> Perhaps we can at least agree on the high-level problem statement:
>
> 1. Some clients will support both X.509 and RPK TLS handshakes,
> and will opportunistically negotiate RPK as an optimization.
Agreed.
> 2. Some subset of those clients with use DANE authentication to
> authenticate whichever of X.509 or RPK is negotiated.
Agreed (s/with/will/).
> 3. Some subset of servers will have TLSA RRsets during transition
> states, not currently defined as "misconfigured", such that
> X.509 DANE TLSA authentication works, but RPK DANE TLSA
> authentication fails, because the RPK-compatible TLSA RRs
> match only past or future keys.
I do not agree with this and am still awaiting a communication from
you about why you think this will occur. Normally, key transitions
are done by moving from publishing "current" keys, to "current/future"

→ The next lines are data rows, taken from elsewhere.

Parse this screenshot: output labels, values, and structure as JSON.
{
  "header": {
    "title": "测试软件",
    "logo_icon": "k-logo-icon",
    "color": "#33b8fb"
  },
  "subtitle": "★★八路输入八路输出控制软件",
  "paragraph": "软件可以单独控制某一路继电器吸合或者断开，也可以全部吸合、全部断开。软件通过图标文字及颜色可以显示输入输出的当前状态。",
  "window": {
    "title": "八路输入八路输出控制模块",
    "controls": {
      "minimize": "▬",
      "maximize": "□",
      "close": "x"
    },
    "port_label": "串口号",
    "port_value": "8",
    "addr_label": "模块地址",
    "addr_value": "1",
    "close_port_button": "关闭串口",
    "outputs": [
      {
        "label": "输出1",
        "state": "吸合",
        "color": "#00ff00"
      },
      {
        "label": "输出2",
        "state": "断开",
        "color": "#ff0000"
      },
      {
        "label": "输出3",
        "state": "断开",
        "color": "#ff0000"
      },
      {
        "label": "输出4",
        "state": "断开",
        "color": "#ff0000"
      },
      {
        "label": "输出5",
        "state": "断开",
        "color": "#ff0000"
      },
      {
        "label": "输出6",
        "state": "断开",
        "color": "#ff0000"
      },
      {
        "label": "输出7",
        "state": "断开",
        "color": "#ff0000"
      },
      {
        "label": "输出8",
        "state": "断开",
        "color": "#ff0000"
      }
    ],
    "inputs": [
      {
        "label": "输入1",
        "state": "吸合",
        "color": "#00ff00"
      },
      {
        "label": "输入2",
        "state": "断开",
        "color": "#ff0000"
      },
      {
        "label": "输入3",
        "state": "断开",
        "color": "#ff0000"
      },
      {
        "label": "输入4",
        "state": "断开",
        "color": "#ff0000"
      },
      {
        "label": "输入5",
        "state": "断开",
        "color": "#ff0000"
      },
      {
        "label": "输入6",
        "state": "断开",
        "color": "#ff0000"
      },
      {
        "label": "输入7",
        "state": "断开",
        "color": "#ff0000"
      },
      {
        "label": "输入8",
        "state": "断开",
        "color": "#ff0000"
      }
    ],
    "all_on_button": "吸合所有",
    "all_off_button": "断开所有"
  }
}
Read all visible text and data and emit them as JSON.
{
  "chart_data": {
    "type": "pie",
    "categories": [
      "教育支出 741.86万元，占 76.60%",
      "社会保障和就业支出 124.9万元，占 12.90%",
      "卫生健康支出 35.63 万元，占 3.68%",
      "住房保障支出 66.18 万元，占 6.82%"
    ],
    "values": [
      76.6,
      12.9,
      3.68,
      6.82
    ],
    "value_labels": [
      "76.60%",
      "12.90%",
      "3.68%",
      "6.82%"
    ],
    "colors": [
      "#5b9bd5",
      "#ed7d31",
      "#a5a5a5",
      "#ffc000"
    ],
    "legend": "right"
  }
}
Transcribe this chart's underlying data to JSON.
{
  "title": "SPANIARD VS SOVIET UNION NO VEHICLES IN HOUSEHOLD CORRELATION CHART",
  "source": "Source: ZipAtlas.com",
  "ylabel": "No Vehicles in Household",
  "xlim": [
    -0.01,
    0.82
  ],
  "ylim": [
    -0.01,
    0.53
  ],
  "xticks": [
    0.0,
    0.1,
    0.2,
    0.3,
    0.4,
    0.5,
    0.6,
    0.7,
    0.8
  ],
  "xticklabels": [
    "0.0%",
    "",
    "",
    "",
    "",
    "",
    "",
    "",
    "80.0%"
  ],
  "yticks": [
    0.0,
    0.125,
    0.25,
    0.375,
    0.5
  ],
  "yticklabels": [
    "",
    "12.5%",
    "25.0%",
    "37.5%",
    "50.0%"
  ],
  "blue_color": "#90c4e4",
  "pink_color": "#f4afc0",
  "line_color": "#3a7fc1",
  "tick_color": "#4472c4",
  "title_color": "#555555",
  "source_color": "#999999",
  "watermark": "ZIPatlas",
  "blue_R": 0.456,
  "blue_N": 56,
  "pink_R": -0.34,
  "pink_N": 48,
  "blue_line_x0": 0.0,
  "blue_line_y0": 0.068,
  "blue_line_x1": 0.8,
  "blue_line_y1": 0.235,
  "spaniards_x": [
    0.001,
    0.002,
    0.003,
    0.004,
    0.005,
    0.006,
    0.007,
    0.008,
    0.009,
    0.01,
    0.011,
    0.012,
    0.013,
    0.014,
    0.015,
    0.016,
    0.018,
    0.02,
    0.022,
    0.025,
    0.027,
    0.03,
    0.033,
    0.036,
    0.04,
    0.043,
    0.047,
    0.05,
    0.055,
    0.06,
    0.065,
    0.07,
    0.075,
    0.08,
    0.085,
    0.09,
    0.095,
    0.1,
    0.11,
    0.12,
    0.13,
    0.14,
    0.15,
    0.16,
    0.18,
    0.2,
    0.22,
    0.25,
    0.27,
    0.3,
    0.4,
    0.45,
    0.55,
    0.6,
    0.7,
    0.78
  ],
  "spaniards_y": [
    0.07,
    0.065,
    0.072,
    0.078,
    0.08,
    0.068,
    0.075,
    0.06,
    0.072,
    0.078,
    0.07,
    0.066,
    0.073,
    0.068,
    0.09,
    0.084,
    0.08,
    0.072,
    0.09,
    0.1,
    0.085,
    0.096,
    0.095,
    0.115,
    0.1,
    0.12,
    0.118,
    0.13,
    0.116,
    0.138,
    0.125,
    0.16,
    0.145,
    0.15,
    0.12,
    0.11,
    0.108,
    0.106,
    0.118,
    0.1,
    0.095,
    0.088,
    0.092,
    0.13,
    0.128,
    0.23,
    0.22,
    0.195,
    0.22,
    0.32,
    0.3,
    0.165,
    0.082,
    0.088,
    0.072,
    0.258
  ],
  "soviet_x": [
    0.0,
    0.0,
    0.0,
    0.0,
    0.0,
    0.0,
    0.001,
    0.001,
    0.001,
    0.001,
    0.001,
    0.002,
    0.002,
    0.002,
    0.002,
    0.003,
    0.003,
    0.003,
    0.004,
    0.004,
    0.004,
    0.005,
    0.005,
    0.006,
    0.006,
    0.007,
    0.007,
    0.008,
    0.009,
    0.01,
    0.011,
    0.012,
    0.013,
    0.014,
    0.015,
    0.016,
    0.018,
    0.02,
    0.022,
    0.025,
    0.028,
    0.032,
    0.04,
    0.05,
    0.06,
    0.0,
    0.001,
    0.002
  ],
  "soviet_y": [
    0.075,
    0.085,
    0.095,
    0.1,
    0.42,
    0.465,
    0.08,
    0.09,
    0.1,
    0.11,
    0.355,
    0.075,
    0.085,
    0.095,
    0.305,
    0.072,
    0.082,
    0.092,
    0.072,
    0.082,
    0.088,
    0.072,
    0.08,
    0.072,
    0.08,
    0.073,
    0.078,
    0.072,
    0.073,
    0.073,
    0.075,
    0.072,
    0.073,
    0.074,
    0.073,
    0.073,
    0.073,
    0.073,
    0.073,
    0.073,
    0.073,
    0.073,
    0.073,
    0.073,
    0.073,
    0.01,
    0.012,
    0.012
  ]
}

keys by adding the future keys. Those then become "past/current" keys
when the server's key itself changes, and then are moved to "current"
keys by dropping the past keys.
At no point do the TLSA records in a key rollover include only
"past/future" keys. TLS would fail if they did so.
> 4. Somebody (client, server or both) should do something to avoid
> unnecessary application failure under the above conditions.
Disagree, based on not seeing why 3 is anything but a mistake made
by naive or unskilled administrators.
> 5. We should probably write-up the potential problem cases,
> and spell out client and server responsibilities and strategies
> to avoid the problem cases. Either client is conservative
> and avoids opportunistic RPK, or server avoids publishing
> potentially problematic RRsets or both. We should probably
> not recommend "retries" see [Footnote], but for some clients
> retries might be a viable strategy.
I thought we had already done that by explaining in detail how to do
key rollovers. See Appendix A.4 of RFC 6698. If you try to change
keys and you do it wrong, your service will become inaccessible. The
cure is to do it right, not to contort the protocol.
PS- you do the same rollover process when changing the "A" record of
your server. This is not specific to TLSA, DANE, DNSSEC, or RPK.
Would you argue that the protocol should somehow accommodate
administrators who, while trying to change their A record from 1.2.3.4
to 5.6.7.8, somehow foolishly publish 1.2.3.4 and 9.10.11.12? Of
course when the server at 1.2.3.4 goes down, all attempts to connect
will be broken. The server at 5.6.7.8 will be sitting there ready,
but nobody will connect to it. There is no recovery until the "A"
records are corrected. The TLSA situation is directly analogous.